Je suis plus ou moins caché derrière un abri de fortune qui s’émiette à chaque impact qu’il reçoit, tout n’est que fureur et cris autour de moi. Je sors une partie de ma tête rapidement hors de ma cachette pour repérer les ennemis en espérant ne pas recevoir une balle perdue, j’en vois un plus haut qui essaie de prendre de la hauteur. Je pivote sur mon genoux et épaule mon XM8, le viseur point rouge de ma lunette le cible directement.
Malgré la sueur qui perle de mon front, j’ai le temps d’apercevoir son visage, qui même sans le vouloir, restera gravé dans ma mémoire, comme tous les autres avant et après lui. Un visage sali par les explosions et la poussière comme le mien, produisant une expression difforme que seules l’adrénaline et la peur de mourir peuvent produire. Il me voit et me vise. J’appuie rapidement sur la gâchette, en quelques centièmes de seconde se déclenche un mécanisme vieux d’une centaine d’années, que les milliards de dollars engloutis dans l’armement ont rendu de plus en plus efficace et meurtrier : le percuteur vient taper dans l’amorce d’une munition de 5,56mm dont la charge de poudre explose et projette la balle dans le canon rayé. Pendant que cette balle file à la vitesse mortelle de 950m/s vers sa cible, le gaz produit par l’explosion réarme le percuteur, éjecte la douille dans un léger nuage de fumée et replace une autre munition dans la chambre de tir. Aussitôt, mon doigt, comme guidé d’un instinct que les centaines d’heures d’entraînement ont rendu automatique, re-presse la détente pour projeter une seconde balle dans le torse de mon ennemi qui s’écroule, comme terrassé par une force invisible.
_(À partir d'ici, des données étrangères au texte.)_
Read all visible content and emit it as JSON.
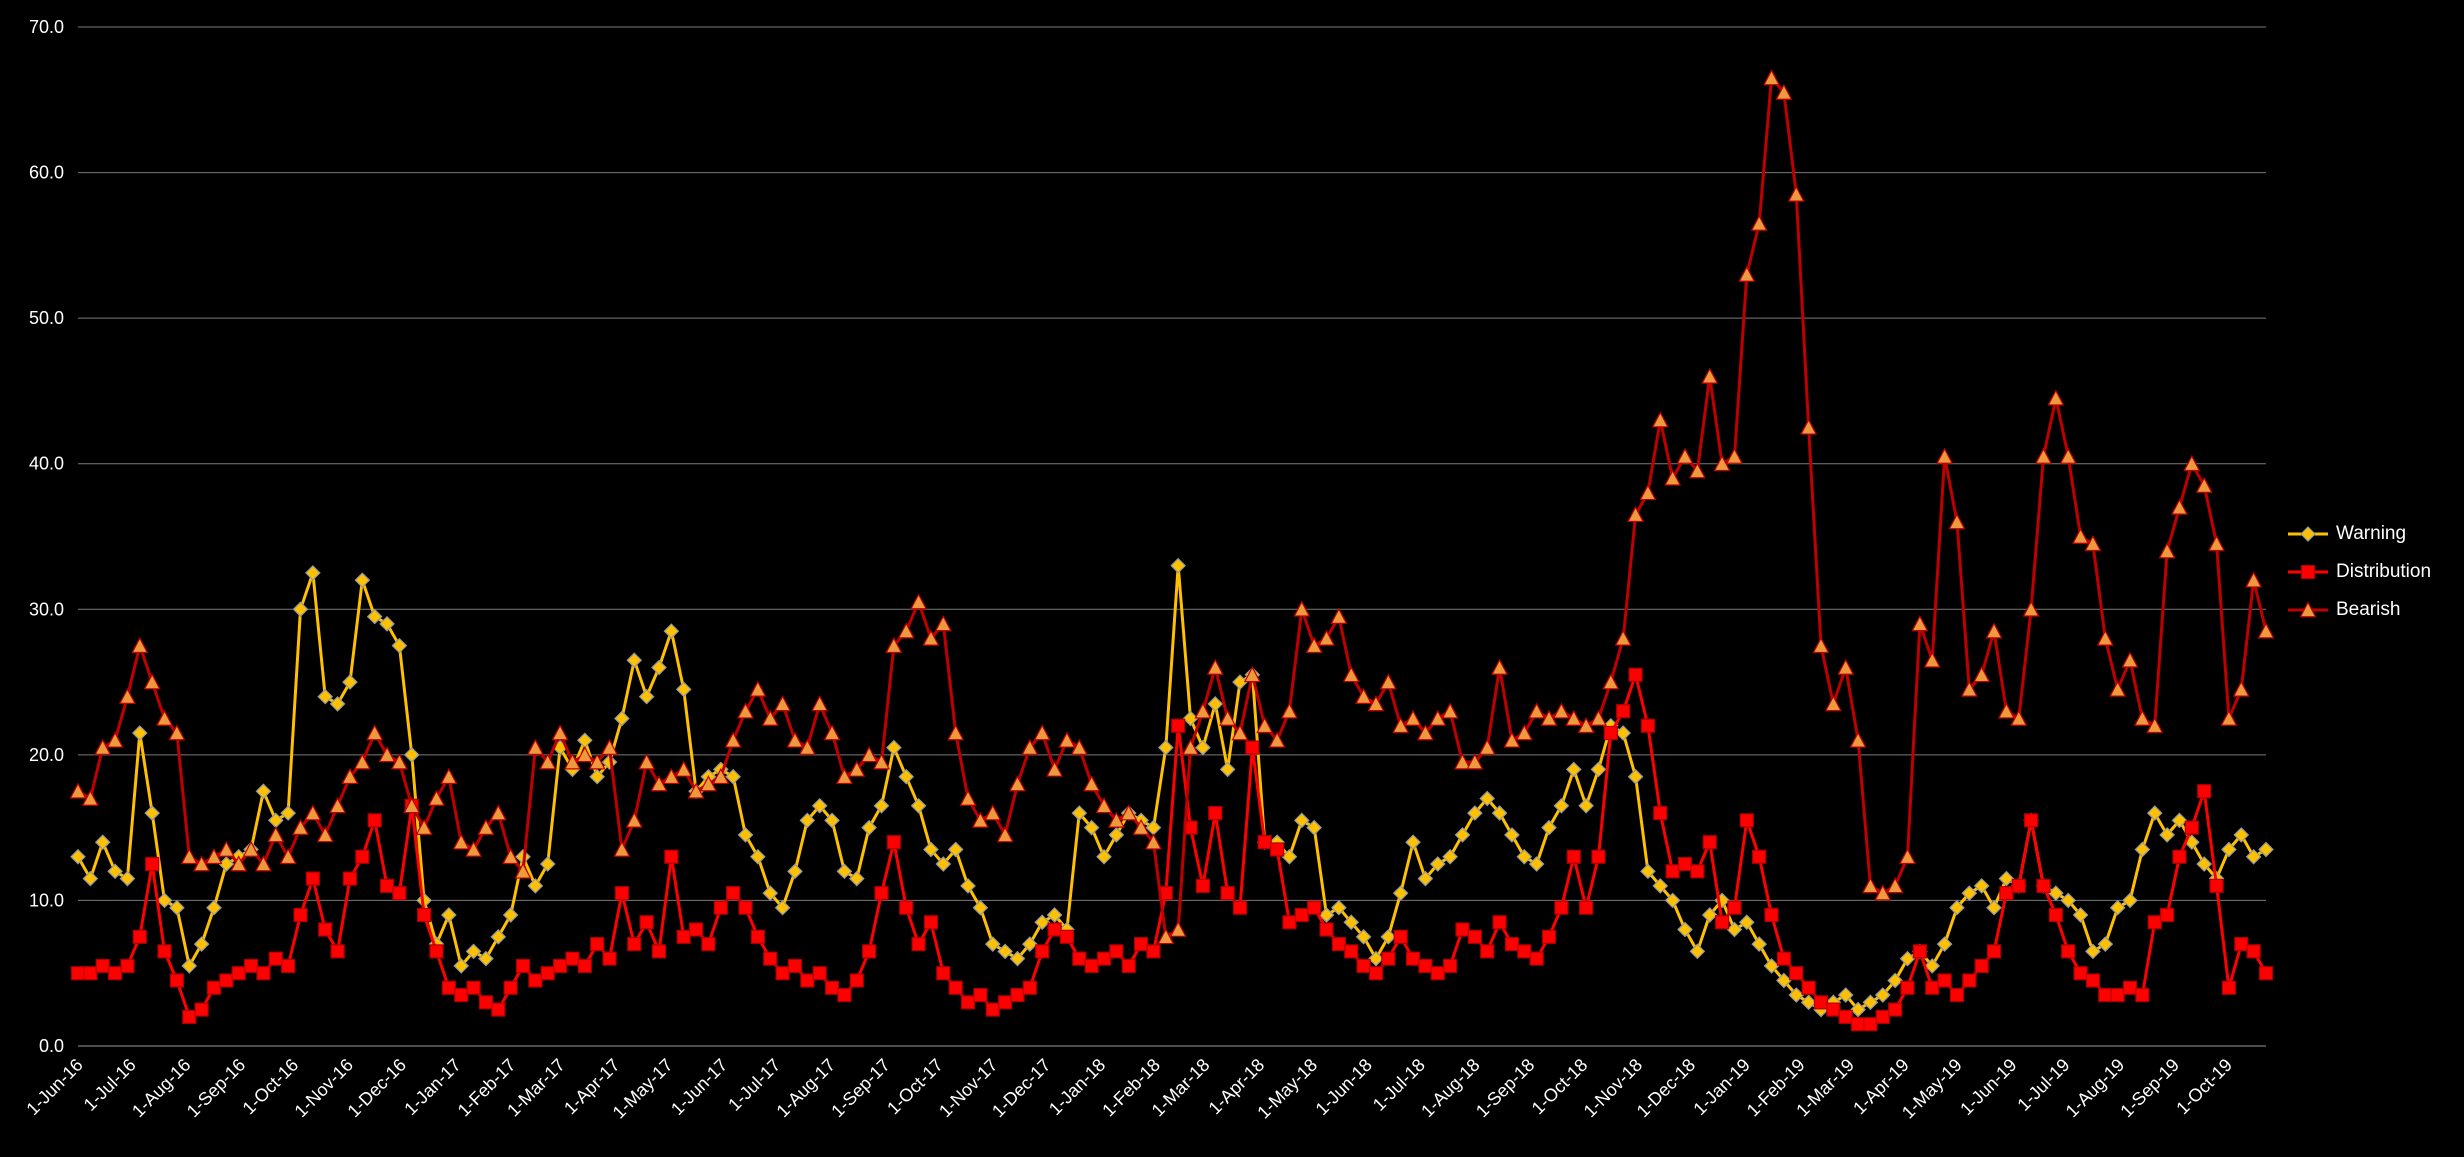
{
  "chart_data": {
    "type": "line",
    "title": "",
    "xlabel": "",
    "ylabel": "",
    "ylim": [
      0,
      70
    ],
    "grid": true,
    "legend_position": "right",
    "background": "#000000",
    "text_color": "#ffffff",
    "grid_color": "#7a7a7a",
    "axis_color": "#9a9a9a",
    "start_date": "2016-06-01",
    "interval_days": 7,
    "y_ticks": [
      0,
      10,
      20,
      30,
      40,
      50,
      60,
      70
    ],
    "y_tick_labels": [
      "0.0",
      "10.0",
      "20.0",
      "30.0",
      "40.0",
      "50.0",
      "60.0",
      "70.0"
    ],
    "x_tick_labels": [
      "1-Jun-16",
      "1-Jul-16",
      "1-Aug-16",
      "1-Sep-16",
      "1-Oct-16",
      "1-Nov-16",
      "1-Dec-16",
      "1-Jan-17",
      "1-Feb-17",
      "1-Mar-17",
      "1-Apr-17",
      "1-May-17",
      "1-Jun-17",
      "1-Jul-17",
      "1-Aug-17",
      "1-Sep-17",
      "1-Oct-17",
      "1-Nov-17",
      "1-Dec-17",
      "1-Jan-18",
      "1-Feb-18",
      "1-Mar-18",
      "1-Apr-18",
      "1-May-18",
      "1-Jun-18",
      "1-Jul-18",
      "1-Aug-18",
      "1-Sep-18",
      "1-Oct-18",
      "1-Nov-18",
      "1-Dec-18",
      "1-Jan-19",
      "1-Feb-19",
      "1-Mar-19",
      "1-Apr-19",
      "1-May-19",
      "1-Jun-19",
      "1-Jul-19",
      "1-Aug-19",
      "1-Sep-19",
      "1-Oct-19"
    ],
    "series": [
      {
        "name": "Warning",
        "color": "#FFC000",
        "marker": "diamond",
        "marker_fill": "#FFC000",
        "marker_stroke": "#8f98a8",
        "marker_size": 7,
        "values": [
          13,
          11.5,
          14,
          12,
          11.5,
          21.5,
          16,
          10,
          9.5,
          5.5,
          7,
          9.5,
          12.5,
          13,
          13.5,
          17.5,
          15.5,
          16,
          30,
          32.5,
          24,
          23.5,
          25,
          32,
          29.5,
          29,
          27.5,
          20,
          10,
          7,
          9,
          5.5,
          6.5,
          6,
          7.5,
          9,
          13,
          11,
          12.5,
          20.5,
          19,
          21,
          18.5,
          19.5,
          22.5,
          26.5,
          24,
          26,
          28.5,
          24.5,
          17.5,
          18.5,
          19,
          18.5,
          14.5,
          13,
          10.5,
          9.5,
          12,
          15.5,
          16.5,
          15.5,
          12,
          11.5,
          15,
          16.5,
          20.5,
          18.5,
          16.5,
          13.5,
          12.5,
          13.5,
          11,
          9.5,
          7,
          6.5,
          6,
          7,
          8.5,
          9,
          8,
          16,
          15,
          13,
          14.5,
          16,
          15.5,
          15,
          20.5,
          33,
          22.5,
          20.5,
          23.5,
          19,
          25,
          25.5,
          14,
          14,
          13,
          15.5,
          15,
          9,
          9.5,
          8.5,
          7.5,
          6,
          7.5,
          10.5,
          14,
          11.5,
          12.5,
          13,
          14.5,
          16,
          17,
          16,
          14.5,
          13,
          12.5,
          15,
          16.5,
          19,
          16.5,
          19,
          22,
          21.5,
          18.5,
          12,
          11,
          10,
          8,
          6.5,
          9,
          10,
          8,
          8.5,
          7,
          5.5,
          4.5,
          3.5,
          3,
          2.5,
          3,
          3.5,
          2.5,
          3,
          3.5,
          4.5,
          6,
          6.5,
          5.5,
          7,
          9.5,
          10.5,
          11,
          9.5,
          11.5,
          11,
          15.5,
          11,
          10.5,
          10,
          9,
          6.5,
          7,
          9.5,
          10,
          13.5,
          16,
          14.5,
          15.5,
          14,
          12.5,
          11.5,
          13.5,
          14.5,
          13,
          13.5
        ]
      },
      {
        "name": "Distribution",
        "color": "#FF0000",
        "marker": "square",
        "marker_fill": "#FF0000",
        "marker_stroke": "#B00000",
        "marker_size": 6.5,
        "values": [
          5,
          5,
          5.5,
          5,
          5.5,
          7.5,
          12.5,
          6.5,
          4.5,
          2,
          2.5,
          4,
          4.5,
          5,
          5.5,
          5,
          6,
          5.5,
          9,
          11.5,
          8,
          6.5,
          11.5,
          13,
          15.5,
          11,
          10.5,
          16.5,
          9,
          6.5,
          4,
          3.5,
          4,
          3,
          2.5,
          4,
          5.5,
          4.5,
          5,
          5.5,
          6,
          5.5,
          7,
          6,
          10.5,
          7,
          8.5,
          6.5,
          13,
          7.5,
          8,
          7,
          9.5,
          10.5,
          9.5,
          7.5,
          6,
          5,
          5.5,
          4.5,
          5,
          4,
          3.5,
          4.5,
          6.5,
          10.5,
          14,
          9.5,
          7,
          8.5,
          5,
          4,
          3,
          3.5,
          2.5,
          3,
          3.5,
          4,
          6.5,
          8,
          7.5,
          6,
          5.5,
          6,
          6.5,
          5.5,
          7,
          6.5,
          10.5,
          22,
          15,
          11,
          16,
          10.5,
          9.5,
          20.5,
          14,
          13.5,
          8.5,
          9,
          9.5,
          8,
          7,
          6.5,
          5.5,
          5,
          6,
          7.5,
          6,
          5.5,
          5,
          5.5,
          8,
          7.5,
          6.5,
          8.5,
          7,
          6.5,
          6,
          7.5,
          9.5,
          13,
          9.5,
          13,
          21.5,
          23,
          25.5,
          22,
          16,
          12,
          12.5,
          12,
          14,
          8.5,
          9.5,
          15.5,
          13,
          9,
          6,
          5,
          4,
          3,
          2.5,
          2,
          1.5,
          1.5,
          2,
          2.5,
          4,
          6.5,
          4,
          4.5,
          3.5,
          4.5,
          5.5,
          6.5,
          10.5,
          11,
          15.5,
          11,
          9,
          6.5,
          5,
          4.5,
          3.5,
          3.5,
          4,
          3.5,
          8.5,
          9,
          13,
          15,
          17.5,
          11,
          4,
          7,
          6.5,
          5
        ]
      },
      {
        "name": "Bearish",
        "color": "#C00000",
        "marker": "triangle",
        "marker_fill": "#ED9A3F",
        "marker_stroke": "#C00000",
        "marker_size": 7.5,
        "values": [
          17.5,
          17,
          20.5,
          21,
          24,
          27.5,
          25,
          22.5,
          21.5,
          13,
          12.5,
          13,
          13.5,
          12.5,
          13.5,
          12.5,
          14.5,
          13,
          15,
          16,
          14.5,
          16.5,
          18.5,
          19.5,
          21.5,
          20,
          19.5,
          16.5,
          15,
          17,
          18.5,
          14,
          13.5,
          15,
          16,
          13,
          12,
          20.5,
          19.5,
          21.5,
          19.5,
          20,
          19.5,
          20.5,
          13.5,
          15.5,
          19.5,
          18,
          18.5,
          19,
          17.5,
          18,
          18.5,
          21,
          23,
          24.5,
          22.5,
          23.5,
          21,
          20.5,
          23.5,
          21.5,
          18.5,
          19,
          20,
          19.5,
          27.5,
          28.5,
          30.5,
          28,
          29,
          21.5,
          17,
          15.5,
          16,
          14.5,
          18,
          20.5,
          21.5,
          19,
          21,
          20.5,
          18,
          16.5,
          15.5,
          16,
          15,
          14,
          7.5,
          8,
          20.5,
          23,
          26,
          22.5,
          21.5,
          25.5,
          22,
          21,
          23,
          30,
          27.5,
          28,
          29.5,
          25.5,
          24,
          23.5,
          25,
          22,
          22.5,
          21.5,
          22.5,
          23,
          19.5,
          19.5,
          20.5,
          26,
          21,
          21.5,
          23,
          22.5,
          23,
          22.5,
          22,
          22.5,
          25,
          28,
          36.5,
          38,
          43,
          39,
          40.5,
          39.5,
          46,
          40,
          40.5,
          53,
          56.5,
          66.5,
          65.5,
          58.5,
          42.5,
          27.5,
          23.5,
          26,
          21,
          11,
          10.5,
          11,
          13,
          29,
          26.5,
          40.5,
          36,
          24.5,
          25.5,
          28.5,
          23,
          22.5,
          30,
          40.5,
          44.5,
          40.5,
          35,
          34.5,
          28,
          24.5,
          26.5,
          22.5,
          22,
          34,
          37,
          40,
          38.5,
          34.5,
          22.5,
          24.5,
          32,
          28.5
        ]
      }
    ]
  },
  "legend": {
    "items": [
      {
        "label": "Warning"
      },
      {
        "label": "Distribution"
      },
      {
        "label": "Bearish"
      }
    ]
  }
}
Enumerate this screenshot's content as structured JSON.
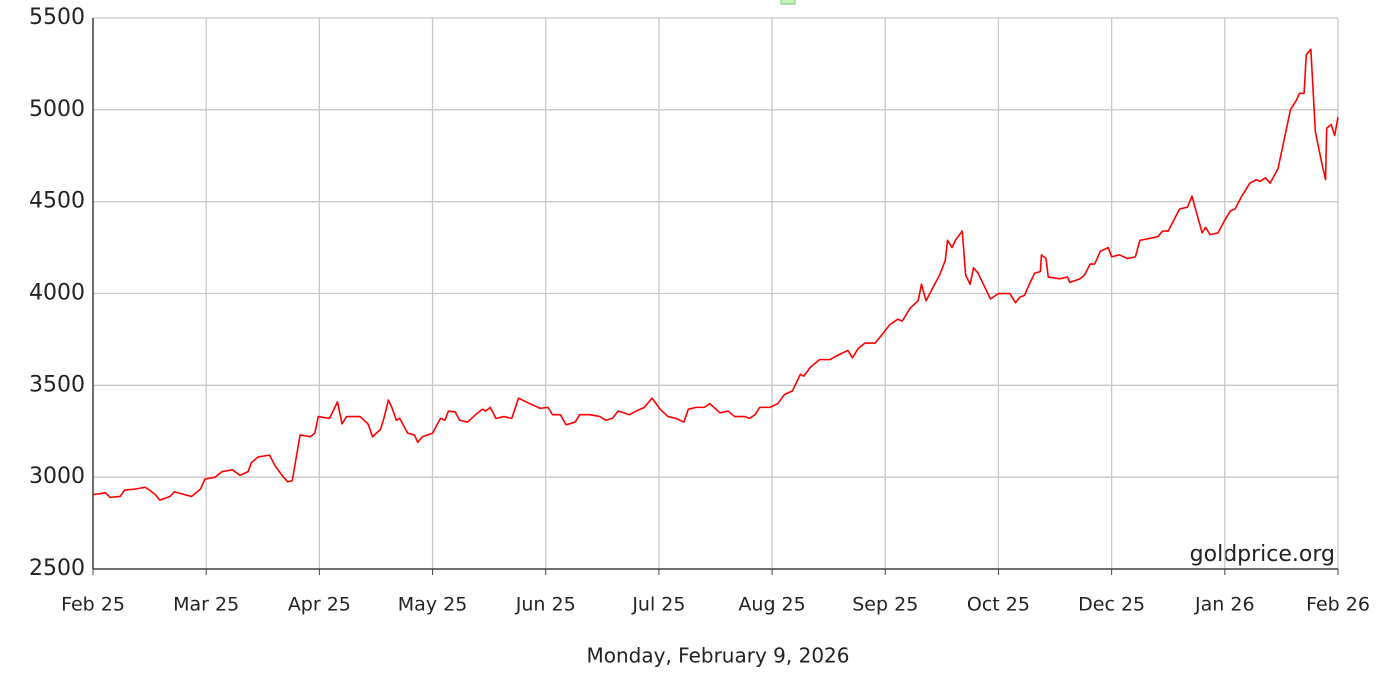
{
  "chart_data": {
    "type": "line",
    "footer": "Monday, February 9, 2026",
    "source": "goldprice.org",
    "xlim": [
      0,
      11
    ],
    "xticks": [
      {
        "value": 0,
        "label": "Feb 25"
      },
      {
        "value": 1,
        "label": "Mar 25"
      },
      {
        "value": 2,
        "label": "Apr 25"
      },
      {
        "value": 3,
        "label": "May 25"
      },
      {
        "value": 4,
        "label": "Jun 25"
      },
      {
        "value": 5,
        "label": "Jul 25"
      },
      {
        "value": 6,
        "label": "Aug 25"
      },
      {
        "value": 7,
        "label": "Sep 25"
      },
      {
        "value": 8,
        "label": "Oct 25"
      },
      {
        "value": 9,
        "label": "Dec 25"
      },
      {
        "value": 10,
        "label": "Jan 26"
      },
      {
        "value": 11,
        "label": "Feb 26"
      }
    ],
    "ylim": [
      2500,
      5500
    ],
    "yticks": [
      2500,
      3000,
      3500,
      4000,
      4500,
      5000,
      5500
    ],
    "grid": true,
    "series": [
      {
        "color": "#ff0000",
        "x": [
          0,
          0.06,
          0.11,
          0.15,
          0.24,
          0.28,
          0.37,
          0.46,
          0.5,
          0.55,
          0.59,
          0.68,
          0.72,
          0.81,
          0.87,
          0.95,
          0.99,
          1.08,
          1.14,
          1.23,
          1.3,
          1.37,
          1.4,
          1.46,
          1.56,
          1.61,
          1.67,
          1.72,
          1.76,
          1.83,
          1.92,
          1.96,
          1.99,
          2.09,
          2.16,
          2.2,
          2.24,
          2.36,
          2.43,
          2.47,
          2.54,
          2.57,
          2.61,
          2.64,
          2.68,
          2.71,
          2.78,
          2.84,
          2.87,
          2.91,
          3.0,
          3.07,
          3.11,
          3.14,
          3.2,
          3.24,
          3.31,
          3.38,
          3.44,
          3.47,
          3.51,
          3.56,
          3.63,
          3.7,
          3.76,
          3.86,
          3.95,
          4.02,
          4.06,
          4.13,
          4.18,
          4.26,
          4.3,
          4.39,
          4.48,
          4.53,
          4.59,
          4.64,
          4.69,
          4.74,
          4.8,
          4.87,
          4.94,
          5.01,
          5.08,
          5.15,
          5.22,
          5.26,
          5.33,
          5.4,
          5.45,
          5.54,
          5.61,
          5.67,
          5.76,
          5.8,
          5.85,
          5.89,
          5.98,
          6.05,
          6.11,
          6.18,
          6.25,
          6.28,
          6.34,
          6.42,
          6.51,
          6.6,
          6.67,
          6.71,
          6.76,
          6.82,
          6.91,
          6.95,
          7.04,
          7.11,
          7.15,
          7.22,
          7.29,
          7.32,
          7.36,
          7.41,
          7.48,
          7.53,
          7.55,
          7.59,
          7.62,
          7.68,
          7.71,
          7.75,
          7.78,
          7.82,
          7.93,
          8.0,
          8.1,
          8.15,
          8.19,
          8.23,
          8.28,
          8.32,
          8.37,
          8.38,
          8.42,
          8.44,
          8.54,
          8.61,
          8.63,
          8.72,
          8.76,
          8.81,
          8.85,
          8.9,
          8.97,
          9.0,
          9.07,
          9.14,
          9.21,
          9.25,
          9.34,
          9.41,
          9.45,
          9.5,
          9.6,
          9.67,
          9.71,
          9.75,
          9.8,
          9.83,
          9.87,
          9.94,
          10.0,
          10.05,
          10.09,
          10.15,
          10.22,
          10.28,
          10.31,
          10.36,
          10.4,
          10.47,
          10.58,
          10.63,
          10.66,
          10.7,
          10.72,
          10.76,
          10.8,
          10.86,
          10.89,
          10.9,
          10.94,
          10.97,
          11
        ],
        "values": [
          2905,
          2910,
          2915,
          2890,
          2895,
          2930,
          2935,
          2945,
          2930,
          2905,
          2875,
          2895,
          2920,
          2905,
          2895,
          2935,
          2990,
          3000,
          3030,
          3040,
          3010,
          3030,
          3080,
          3110,
          3120,
          3060,
          3010,
          2975,
          2980,
          3230,
          3220,
          3240,
          3330,
          3320,
          3410,
          3290,
          3330,
          3330,
          3290,
          3220,
          3260,
          3320,
          3420,
          3380,
          3310,
          3320,
          3240,
          3230,
          3190,
          3220,
          3240,
          3320,
          3310,
          3360,
          3355,
          3310,
          3300,
          3340,
          3370,
          3360,
          3380,
          3320,
          3330,
          3320,
          3430,
          3400,
          3375,
          3380,
          3340,
          3340,
          3285,
          3300,
          3340,
          3340,
          3330,
          3310,
          3320,
          3360,
          3350,
          3340,
          3360,
          3380,
          3430,
          3370,
          3330,
          3320,
          3300,
          3370,
          3380,
          3380,
          3400,
          3350,
          3360,
          3330,
          3330,
          3320,
          3340,
          3380,
          3380,
          3400,
          3450,
          3470,
          3560,
          3550,
          3600,
          3640,
          3640,
          3670,
          3690,
          3650,
          3700,
          3730,
          3730,
          3760,
          3830,
          3860,
          3850,
          3920,
          3960,
          4050,
          3960,
          4020,
          4100,
          4180,
          4290,
          4250,
          4290,
          4340,
          4100,
          4050,
          4140,
          4110,
          3970,
          4000,
          4000,
          3950,
          3980,
          3990,
          4060,
          4110,
          4120,
          4210,
          4190,
          4090,
          4080,
          4090,
          4060,
          4080,
          4100,
          4160,
          4160,
          4230,
          4250,
          4200,
          4210,
          4190,
          4200,
          4290,
          4300,
          4310,
          4340,
          4340,
          4460,
          4470,
          4530,
          4440,
          4330,
          4360,
          4320,
          4330,
          4400,
          4450,
          4460,
          4530,
          4600,
          4620,
          4610,
          4630,
          4600,
          4680,
          5000,
          5050,
          5090,
          5090,
          5300,
          5330,
          4880,
          4700,
          4620,
          4900,
          4920,
          4860,
          4960
        ]
      }
    ]
  }
}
J’ai à peine le temps de me relever et de courir tout en pensant qu’un jour, je serai peut-être à sa place -que j’y serais forcément-, qu’une énorme explosion fait voler en éclat tout un coin de maison derrière laquelle j’allais me protéger. Comme pour me punir d’avoir eu cette idée, je reçois des dizaines de débris en plein visage que mon bras protège à peine. Chancelant et désorienté, tout n’est plus que bruits étouffés et vision floutée, un peu de calme dans cet enfer. Je suis sorti brusquement de ce paradis tout relatif par un camarade qui me donne de quoi me remettre sur pied.
J’ai juste eu le temps de voir le responsable de mon état de faiblesse dont on sort rarement vivant : un char T-90 et son canon de 125mm, prêt à refaire feu sur notre position, s’il n’avait pas soudainement explosé grâce au bombardement inopiné d’un chasseur-bombardier allié guidé par un drone.
Moins de 10 secondes viennent de se passer.
Bienvenue sur le champ de bataille. Bienvenue… dans la Bad Company.